Imlunestrant, an oral selective estrogen receptor degrader, as monotherapy and combined with abemaciclib, in recurrent/advanced ER-positive endometrioid endometrial cancer: Results from the phase 1a/1b EMBER study
- PMID: 39442371
- DOI: 10.1016/j.ygyno.2024.10.006
Imlunestrant, an oral selective estrogen receptor degrader, as monotherapy and combined with abemaciclib, in recurrent/advanced ER-positive endometrioid endometrial cancer: Results from the phase 1a/1b EMBER study
Abstract
Objective: Imlunestrant is a next-generation oral selective estrogen receptor degrader designed to deliver continuous estrogen receptor (ER) target inhibition. EMBER is a phase 1a/b trial of imlunestrant, as monotherapy and combined with targeted therapy, in patients with ER+ advanced breast cancer or endometrioid endometrial cancer (EEC). This report focuses on patients with ER+ EEC.

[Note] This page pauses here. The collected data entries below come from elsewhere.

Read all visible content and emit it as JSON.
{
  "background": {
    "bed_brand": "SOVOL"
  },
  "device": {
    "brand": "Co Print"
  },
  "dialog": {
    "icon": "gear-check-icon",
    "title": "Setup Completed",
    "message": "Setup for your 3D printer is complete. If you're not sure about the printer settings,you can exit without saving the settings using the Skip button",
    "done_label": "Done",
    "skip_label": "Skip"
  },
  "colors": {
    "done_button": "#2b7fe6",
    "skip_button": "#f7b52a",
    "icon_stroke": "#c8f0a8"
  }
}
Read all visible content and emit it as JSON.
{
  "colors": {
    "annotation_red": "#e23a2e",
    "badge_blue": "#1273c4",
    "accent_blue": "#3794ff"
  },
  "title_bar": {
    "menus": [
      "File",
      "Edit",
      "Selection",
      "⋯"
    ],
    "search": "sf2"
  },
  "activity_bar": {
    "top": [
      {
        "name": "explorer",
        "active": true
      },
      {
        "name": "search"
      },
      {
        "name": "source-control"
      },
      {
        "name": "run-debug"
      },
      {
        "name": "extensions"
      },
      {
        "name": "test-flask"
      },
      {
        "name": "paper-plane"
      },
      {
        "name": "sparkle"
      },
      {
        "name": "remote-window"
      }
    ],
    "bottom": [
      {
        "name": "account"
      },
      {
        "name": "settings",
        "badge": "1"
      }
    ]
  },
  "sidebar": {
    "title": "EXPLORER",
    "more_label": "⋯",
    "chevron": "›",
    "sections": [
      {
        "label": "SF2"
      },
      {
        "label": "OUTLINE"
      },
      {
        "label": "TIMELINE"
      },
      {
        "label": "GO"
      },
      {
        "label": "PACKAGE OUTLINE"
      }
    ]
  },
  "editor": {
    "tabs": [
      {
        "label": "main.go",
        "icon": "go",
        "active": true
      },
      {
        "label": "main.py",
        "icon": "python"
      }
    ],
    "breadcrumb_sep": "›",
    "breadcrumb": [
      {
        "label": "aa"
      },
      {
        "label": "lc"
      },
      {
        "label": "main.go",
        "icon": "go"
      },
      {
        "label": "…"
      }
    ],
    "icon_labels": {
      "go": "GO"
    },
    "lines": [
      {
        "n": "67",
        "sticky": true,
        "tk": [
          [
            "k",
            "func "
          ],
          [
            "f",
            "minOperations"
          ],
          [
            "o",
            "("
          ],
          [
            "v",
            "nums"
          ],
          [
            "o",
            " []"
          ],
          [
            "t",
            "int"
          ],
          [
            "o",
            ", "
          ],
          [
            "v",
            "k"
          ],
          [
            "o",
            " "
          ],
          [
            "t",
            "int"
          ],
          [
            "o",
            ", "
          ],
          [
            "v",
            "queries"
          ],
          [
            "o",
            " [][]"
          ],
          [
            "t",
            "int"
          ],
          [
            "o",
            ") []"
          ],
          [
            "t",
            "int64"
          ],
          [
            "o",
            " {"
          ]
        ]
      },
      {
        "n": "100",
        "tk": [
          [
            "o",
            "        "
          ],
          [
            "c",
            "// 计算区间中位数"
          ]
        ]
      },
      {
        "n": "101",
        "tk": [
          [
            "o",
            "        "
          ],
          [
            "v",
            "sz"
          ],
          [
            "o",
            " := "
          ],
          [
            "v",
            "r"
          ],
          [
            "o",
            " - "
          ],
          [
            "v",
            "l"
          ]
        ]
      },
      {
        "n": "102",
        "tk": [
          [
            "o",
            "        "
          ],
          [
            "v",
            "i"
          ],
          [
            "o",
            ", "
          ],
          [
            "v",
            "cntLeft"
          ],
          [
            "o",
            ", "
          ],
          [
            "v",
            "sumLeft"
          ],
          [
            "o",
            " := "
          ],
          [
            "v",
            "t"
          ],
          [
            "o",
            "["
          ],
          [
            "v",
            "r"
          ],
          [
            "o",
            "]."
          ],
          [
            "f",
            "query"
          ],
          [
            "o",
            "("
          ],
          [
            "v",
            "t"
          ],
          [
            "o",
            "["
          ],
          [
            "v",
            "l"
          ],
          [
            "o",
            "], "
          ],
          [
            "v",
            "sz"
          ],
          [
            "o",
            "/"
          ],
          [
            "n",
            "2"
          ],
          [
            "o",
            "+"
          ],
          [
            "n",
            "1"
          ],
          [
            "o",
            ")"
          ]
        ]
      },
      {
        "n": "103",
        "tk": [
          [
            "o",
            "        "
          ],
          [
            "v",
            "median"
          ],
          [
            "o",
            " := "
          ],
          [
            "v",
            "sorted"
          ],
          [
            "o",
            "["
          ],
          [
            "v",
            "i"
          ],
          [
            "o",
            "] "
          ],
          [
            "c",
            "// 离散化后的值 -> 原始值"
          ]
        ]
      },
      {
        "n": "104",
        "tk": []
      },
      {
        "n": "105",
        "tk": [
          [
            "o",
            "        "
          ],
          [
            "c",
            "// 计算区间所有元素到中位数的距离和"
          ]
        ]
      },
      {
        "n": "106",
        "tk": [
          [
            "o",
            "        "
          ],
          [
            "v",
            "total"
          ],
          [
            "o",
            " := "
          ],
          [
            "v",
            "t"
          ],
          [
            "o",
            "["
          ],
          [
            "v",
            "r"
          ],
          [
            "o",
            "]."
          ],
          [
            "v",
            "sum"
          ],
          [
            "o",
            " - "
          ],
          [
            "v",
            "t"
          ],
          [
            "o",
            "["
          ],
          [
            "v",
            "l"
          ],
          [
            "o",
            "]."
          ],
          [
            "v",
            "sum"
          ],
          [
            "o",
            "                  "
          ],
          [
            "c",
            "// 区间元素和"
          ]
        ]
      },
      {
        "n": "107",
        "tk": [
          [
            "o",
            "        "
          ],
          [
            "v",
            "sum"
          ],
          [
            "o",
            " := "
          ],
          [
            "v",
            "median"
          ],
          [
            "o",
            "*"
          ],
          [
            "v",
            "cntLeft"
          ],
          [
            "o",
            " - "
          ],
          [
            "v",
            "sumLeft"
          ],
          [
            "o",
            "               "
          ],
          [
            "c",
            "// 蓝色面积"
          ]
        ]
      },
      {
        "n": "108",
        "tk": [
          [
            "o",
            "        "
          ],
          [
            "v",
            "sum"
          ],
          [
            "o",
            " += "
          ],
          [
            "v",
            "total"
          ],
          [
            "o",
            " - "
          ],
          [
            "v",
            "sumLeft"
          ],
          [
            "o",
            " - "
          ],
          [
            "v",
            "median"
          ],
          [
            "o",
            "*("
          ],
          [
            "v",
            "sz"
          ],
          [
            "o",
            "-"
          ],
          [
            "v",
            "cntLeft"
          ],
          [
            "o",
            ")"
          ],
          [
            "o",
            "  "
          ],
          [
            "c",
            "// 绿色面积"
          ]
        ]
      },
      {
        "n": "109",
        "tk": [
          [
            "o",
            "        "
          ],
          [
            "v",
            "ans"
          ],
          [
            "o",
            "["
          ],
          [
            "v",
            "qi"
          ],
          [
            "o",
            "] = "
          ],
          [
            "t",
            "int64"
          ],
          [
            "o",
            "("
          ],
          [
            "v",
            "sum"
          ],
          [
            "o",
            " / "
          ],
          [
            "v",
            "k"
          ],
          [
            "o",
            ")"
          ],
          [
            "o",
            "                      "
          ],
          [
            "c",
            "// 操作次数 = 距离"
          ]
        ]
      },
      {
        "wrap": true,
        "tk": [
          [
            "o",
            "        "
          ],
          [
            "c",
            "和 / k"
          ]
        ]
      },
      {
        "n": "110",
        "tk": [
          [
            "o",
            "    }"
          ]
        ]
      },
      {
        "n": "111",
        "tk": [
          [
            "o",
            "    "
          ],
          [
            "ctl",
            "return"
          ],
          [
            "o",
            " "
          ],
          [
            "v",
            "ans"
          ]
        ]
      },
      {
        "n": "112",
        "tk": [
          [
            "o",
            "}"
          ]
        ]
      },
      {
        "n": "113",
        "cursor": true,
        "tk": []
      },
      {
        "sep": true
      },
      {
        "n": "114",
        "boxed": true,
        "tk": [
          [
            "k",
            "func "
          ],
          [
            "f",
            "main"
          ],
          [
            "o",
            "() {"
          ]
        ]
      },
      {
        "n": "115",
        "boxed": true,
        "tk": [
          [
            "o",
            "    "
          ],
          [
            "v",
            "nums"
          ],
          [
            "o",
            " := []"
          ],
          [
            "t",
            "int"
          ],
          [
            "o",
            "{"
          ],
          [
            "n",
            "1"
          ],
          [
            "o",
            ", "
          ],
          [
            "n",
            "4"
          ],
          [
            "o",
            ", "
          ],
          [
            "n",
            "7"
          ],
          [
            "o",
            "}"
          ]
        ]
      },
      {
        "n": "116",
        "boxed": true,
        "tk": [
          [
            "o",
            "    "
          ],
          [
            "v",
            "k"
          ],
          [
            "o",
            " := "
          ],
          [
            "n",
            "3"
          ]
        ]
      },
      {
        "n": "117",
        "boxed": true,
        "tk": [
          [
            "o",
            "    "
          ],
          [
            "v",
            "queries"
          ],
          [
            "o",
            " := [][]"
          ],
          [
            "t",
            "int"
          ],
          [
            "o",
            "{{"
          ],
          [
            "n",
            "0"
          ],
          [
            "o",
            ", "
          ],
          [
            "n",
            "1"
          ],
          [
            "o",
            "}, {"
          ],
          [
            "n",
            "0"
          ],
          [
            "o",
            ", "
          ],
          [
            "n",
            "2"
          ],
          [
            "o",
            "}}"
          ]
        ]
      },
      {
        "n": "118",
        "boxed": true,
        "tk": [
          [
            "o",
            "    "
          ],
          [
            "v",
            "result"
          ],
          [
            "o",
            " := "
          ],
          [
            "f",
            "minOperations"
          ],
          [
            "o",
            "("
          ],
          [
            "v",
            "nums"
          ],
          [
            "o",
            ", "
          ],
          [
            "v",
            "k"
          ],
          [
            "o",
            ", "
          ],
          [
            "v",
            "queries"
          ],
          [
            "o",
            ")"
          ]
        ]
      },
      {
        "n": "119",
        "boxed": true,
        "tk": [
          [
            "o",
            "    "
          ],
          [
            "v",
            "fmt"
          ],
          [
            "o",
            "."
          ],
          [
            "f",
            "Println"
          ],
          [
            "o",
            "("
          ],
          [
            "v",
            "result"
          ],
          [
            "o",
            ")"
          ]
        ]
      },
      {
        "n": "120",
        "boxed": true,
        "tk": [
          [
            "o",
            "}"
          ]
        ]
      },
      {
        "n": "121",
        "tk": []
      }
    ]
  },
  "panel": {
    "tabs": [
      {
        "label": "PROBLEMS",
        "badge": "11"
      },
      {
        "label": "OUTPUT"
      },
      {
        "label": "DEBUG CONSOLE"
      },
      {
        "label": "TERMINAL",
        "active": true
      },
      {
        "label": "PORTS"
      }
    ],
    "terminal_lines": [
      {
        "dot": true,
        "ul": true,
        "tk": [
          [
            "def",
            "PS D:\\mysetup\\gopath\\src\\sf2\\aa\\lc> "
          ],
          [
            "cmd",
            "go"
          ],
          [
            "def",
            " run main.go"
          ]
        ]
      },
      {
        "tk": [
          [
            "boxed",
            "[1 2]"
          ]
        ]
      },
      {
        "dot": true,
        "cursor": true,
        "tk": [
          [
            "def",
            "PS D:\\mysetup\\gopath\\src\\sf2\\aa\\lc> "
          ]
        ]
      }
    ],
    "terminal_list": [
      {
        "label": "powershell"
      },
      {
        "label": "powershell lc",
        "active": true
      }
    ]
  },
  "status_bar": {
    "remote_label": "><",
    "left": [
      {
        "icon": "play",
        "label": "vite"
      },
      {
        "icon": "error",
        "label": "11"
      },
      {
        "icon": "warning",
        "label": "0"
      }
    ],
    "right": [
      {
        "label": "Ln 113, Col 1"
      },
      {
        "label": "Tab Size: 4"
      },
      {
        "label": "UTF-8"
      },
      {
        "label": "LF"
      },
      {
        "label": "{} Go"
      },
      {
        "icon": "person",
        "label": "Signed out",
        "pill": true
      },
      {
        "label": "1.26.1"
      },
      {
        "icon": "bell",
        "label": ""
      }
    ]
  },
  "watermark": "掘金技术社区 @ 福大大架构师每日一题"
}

Methods: EMBER used an i3 + 3 dose-escalation design to determine the recommended phase 2 dose (RP2D) followed by dose-expansion cohorts (1:1 randomization): imlunestrant monotherapy and imlunestrant plus abemaciclib (150 mg twice daily). Eligible patients had measurable disease and progression or recurrence after platinum-containing chemotherapy. Prior fulvestrant or aromatase inhibitor was not allowed. Secondary endpoints included safety, pharmacokinetics and antitumor activity.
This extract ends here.